Cheap grace is an easy pit to fall into, especially because we have become so obsessed with changing the world and heeding Christ’s command to “make disciples,” that we have forgotten that we are disciples. We have been called to this narrow road of discipleship, and it is a dangerous road indeed. But it is through our example and our good works that they will see Christ.

            It is only by being disciples that we will ever fulfill the Great Commission to make disciples. The Scriptures are very clear:

            “In the same way, let your light shine before others, so that they may see your good works and give glory to your Father who is in heaven.” (Matthew 5:16, ESV)  

            This is more than a childhood chorus to let “this little light of mine” shine. It is a call to live as Christ lived and follow his example and in doing so shine before others. Now the Bible is clear: faith comes by hearing the word of God. (Romans 10:17, ESV) Preaching is invaluable, and sharing the Gospel is not an option. It is only through the words of God that faith can exist. But the unity between preaching the word and living the faith is exactly what Paul is talking about when he says “If I speak in the tongues of men and of angels, but have not love, I am a noisy gong or a clanging cymbal.” (1 Corinthians 13:1, ESV) The Gospel changes lives, but we are also called upon by God to live as an example to others.
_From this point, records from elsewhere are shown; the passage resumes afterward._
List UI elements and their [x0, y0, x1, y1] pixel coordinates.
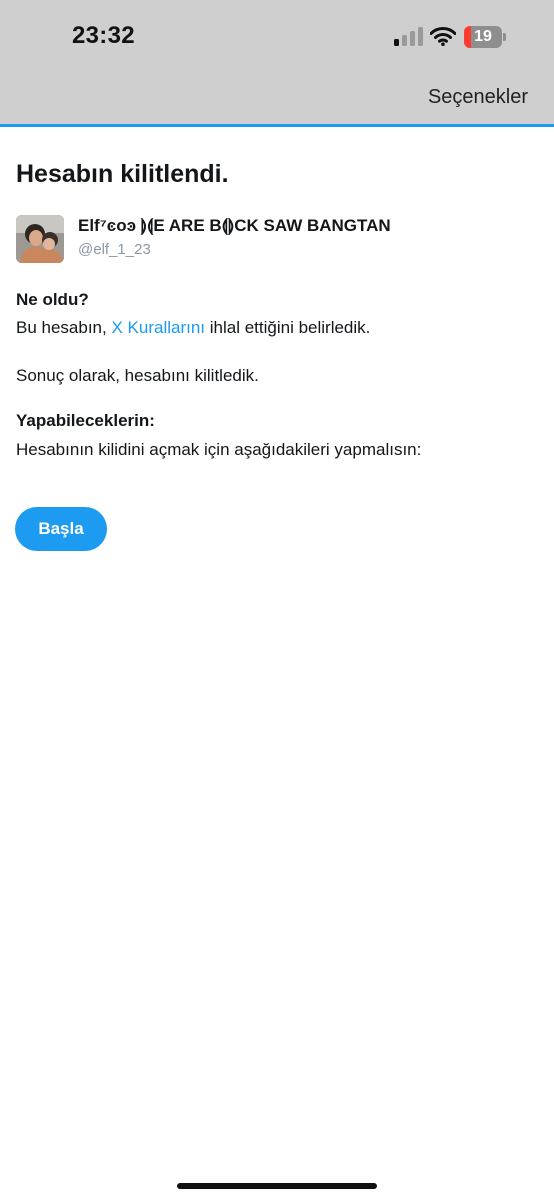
violation-text: Bu hesabın, X Kurallarını ihlal ettiğini…: [16, 318, 370, 338]
battery-level: 19: [474, 28, 492, 45]
violation-text-start: Bu hesabın,: [16, 318, 112, 337]
options-button[interactable]: Seçenekler: [428, 86, 528, 109]
account-handle: @elf_1_23: [78, 241, 151, 258]
status-time: 23:32: [72, 22, 135, 49]
battery-icon: 19: [464, 26, 506, 48]
home-indicator: [177, 1183, 377, 1189]
wifi-icon: [430, 27, 456, 46]
unlock-instructions: Hesabının kilidini açmak için aşağıdakil…: [16, 440, 422, 459]
avatar: [16, 215, 64, 263]
violation-text-end: ihlal ettiğini belirledik.: [205, 318, 371, 337]
cellular-signal-icon: [394, 26, 424, 46]
what-happened-heading: Ne oldu?: [16, 290, 89, 309]
what-you-can-do-heading: Yapabileceklerin:: [16, 411, 155, 430]
rules-link[interactable]: X Kurallarını: [111, 318, 205, 337]
account-display-name: Elf⁷ͼoͽ ⟭⟬E ARE B⟬⟭CK SAW BANGTAN: [78, 216, 391, 235]
page-title: Hesabın kilitlendi.: [16, 160, 229, 188]
header-accent-line: [0, 124, 554, 127]
start-button[interactable]: Başla: [15, 507, 107, 551]
result-text: Sonuç olarak, hesabını kilitledik.: [16, 366, 259, 385]
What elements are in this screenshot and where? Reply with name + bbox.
That example lends authenticity to our message. How are they to know what love is unless we love them? How are they to know what selflessness is unless we serve them? Sharing the Gospel is not just giving a speech but rather living a life.

 “For to this you have been called, because Christ also suffered for you, leaving you an example, so that you might follow in his steps.” (1 Peter 2:21, ESV)

The good news is that the word of God is living and active which means that despite our blunders and hypocrisy God is still at work. However, we are never to presume upon grace. “How can we who died to sin still live in it? Do you not know that all of us who have been baptized into Christ Jesus were baptized into his death? We were buried therefore with him by baptism into death, in order that, just as Christ was raised from the dead by the glory of the Father, we too might walk in newness of life.” (Romans 6:2-4, ESV)

Think about how comforting this passage is! We are now equipped, by Christ himself, to walk in newness of life! Love is now an intrinsic part of the disciple of Christ, and we can now share the Gospel effectively. This means that the world must hear, but it also means the world must see.

            The Church should never begin and end at the doors on Sunday morning. The Church should never be mistaken for a pile of bricks. Rather, the Church should be seen for what it truly is: the hands and feet of God on earth, following in the footsteps of our Lord Jesus Christ and living out first his command to follow, and then his command to make disciples. This is what it means to walk with grace: that we take on a new kind of Christian life. Discipleship is not an easy way of life, but it is the only way we can live with peace and serve with love. It is the only way we can live out our Savior’s commands to make disciples, and it is the only way we can answer his call to “come, follow me.”